Les restes archéologiques les plus antiques dans le territoire d’Iniesta sont de la période néolithique et de l’âge de bronze. Dans l’époque ibérique l’antique Iniesta était appelée Ikalesken et elle a même frappé de la monnaie. De cette période il reste des restes comme la nécropole du cerro Gil et, en plein casque urbain, la nécropole de la Punta del Barrionuevo. Avec la romanisation, elle a été connue avec le nom d’Egelasta mais il ne reste pas de restes importants. Dans la période hispano musulmane, elle a été appelée Yanasta et il reste le « torreon » de la vieille “casbah” arabe, une porte défensive d’accès à la forteresse du XIe siècle. Le roi castillan Alfonso VIII l’a conquise dans l’année 1186 et il a fomenté la repeuplement avec une série de privilèges.

Pendant le Moyen ge chrétien, Iniesta a passé alternativement des mains royales à des mains seigneuriales, comme celles de Don Juan Manuel et les derniers marquis de Villena. Ces marquis se sont confrontés avec les Rois Catholiques et ils ont été vaincus et cela a fait qu´Iniesta rebondit son Indépendance en 1476. C’est quand la reine Isabel I de Castilla a ordonné de détruire les murailles et découper les créneaux du château. A partir de maintenant, la ville d’Iniesta a commencé à vivre de nouveaux temps de développement et la transformation urbaine.

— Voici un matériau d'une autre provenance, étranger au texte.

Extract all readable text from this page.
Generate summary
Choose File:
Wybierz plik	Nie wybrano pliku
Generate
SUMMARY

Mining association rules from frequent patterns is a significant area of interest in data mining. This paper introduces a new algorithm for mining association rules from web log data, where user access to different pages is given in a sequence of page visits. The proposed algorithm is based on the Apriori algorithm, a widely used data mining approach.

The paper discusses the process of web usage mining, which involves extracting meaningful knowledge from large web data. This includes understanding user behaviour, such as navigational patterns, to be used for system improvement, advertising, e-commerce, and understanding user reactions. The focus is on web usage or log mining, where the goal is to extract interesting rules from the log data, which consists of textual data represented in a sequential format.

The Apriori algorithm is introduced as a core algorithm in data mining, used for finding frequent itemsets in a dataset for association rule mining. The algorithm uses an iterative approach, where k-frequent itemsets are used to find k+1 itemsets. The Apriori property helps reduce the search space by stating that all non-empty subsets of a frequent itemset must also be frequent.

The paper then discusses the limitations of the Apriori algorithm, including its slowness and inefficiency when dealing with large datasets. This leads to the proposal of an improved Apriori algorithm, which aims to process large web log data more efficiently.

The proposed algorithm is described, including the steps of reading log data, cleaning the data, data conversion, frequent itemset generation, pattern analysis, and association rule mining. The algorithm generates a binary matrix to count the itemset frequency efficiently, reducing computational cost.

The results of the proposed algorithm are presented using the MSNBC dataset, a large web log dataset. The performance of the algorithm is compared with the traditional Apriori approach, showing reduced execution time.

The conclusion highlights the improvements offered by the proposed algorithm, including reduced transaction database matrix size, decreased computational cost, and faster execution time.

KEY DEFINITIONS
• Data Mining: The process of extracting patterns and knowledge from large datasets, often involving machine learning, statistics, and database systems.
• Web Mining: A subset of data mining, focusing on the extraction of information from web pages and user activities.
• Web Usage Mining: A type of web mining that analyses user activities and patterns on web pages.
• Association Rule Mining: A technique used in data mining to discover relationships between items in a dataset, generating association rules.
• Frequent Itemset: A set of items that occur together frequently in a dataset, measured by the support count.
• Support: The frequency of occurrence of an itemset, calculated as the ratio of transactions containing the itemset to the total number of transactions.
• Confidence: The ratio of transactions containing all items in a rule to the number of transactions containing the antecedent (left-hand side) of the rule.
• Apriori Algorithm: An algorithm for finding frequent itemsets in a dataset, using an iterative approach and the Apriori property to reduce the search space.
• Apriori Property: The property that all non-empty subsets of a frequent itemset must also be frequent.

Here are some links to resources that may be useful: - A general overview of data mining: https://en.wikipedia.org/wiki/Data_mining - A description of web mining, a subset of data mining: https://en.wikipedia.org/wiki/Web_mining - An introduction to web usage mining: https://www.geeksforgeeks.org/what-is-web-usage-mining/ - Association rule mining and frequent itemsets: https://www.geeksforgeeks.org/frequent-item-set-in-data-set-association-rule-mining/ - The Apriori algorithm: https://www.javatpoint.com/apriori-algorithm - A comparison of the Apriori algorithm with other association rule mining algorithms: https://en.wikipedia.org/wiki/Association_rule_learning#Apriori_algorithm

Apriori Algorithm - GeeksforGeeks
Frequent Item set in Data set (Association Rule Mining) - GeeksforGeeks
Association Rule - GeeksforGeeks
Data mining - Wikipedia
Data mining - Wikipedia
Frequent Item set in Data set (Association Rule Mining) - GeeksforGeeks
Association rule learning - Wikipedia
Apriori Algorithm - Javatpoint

Ainsi, la mairie a été construite attachée à l’ancien mur du château, la place principale a été retirée et on a construit l’église paroissiale, le couvent Franciscain, l’ermitage de la Conception et le pont de Vadocañas. Les XVIIe et XVIIIe siècles seront marqués par la décadence économique et plus tard par une certaine reprise. Dans cette période les villages d’Iniesta obtiendront l'indépendance en donnant lieu à de nouvelles villes comme Minglanilla, Ledaña, Villalpardo, Villarta, Graja de Iniesta, etc. Déjà dans l’âge contemporain les guerres du XIXe siècle ont marqué une décadence très forte de laquelle elle ne va pas se récupérer jusqu'au XXe siècle.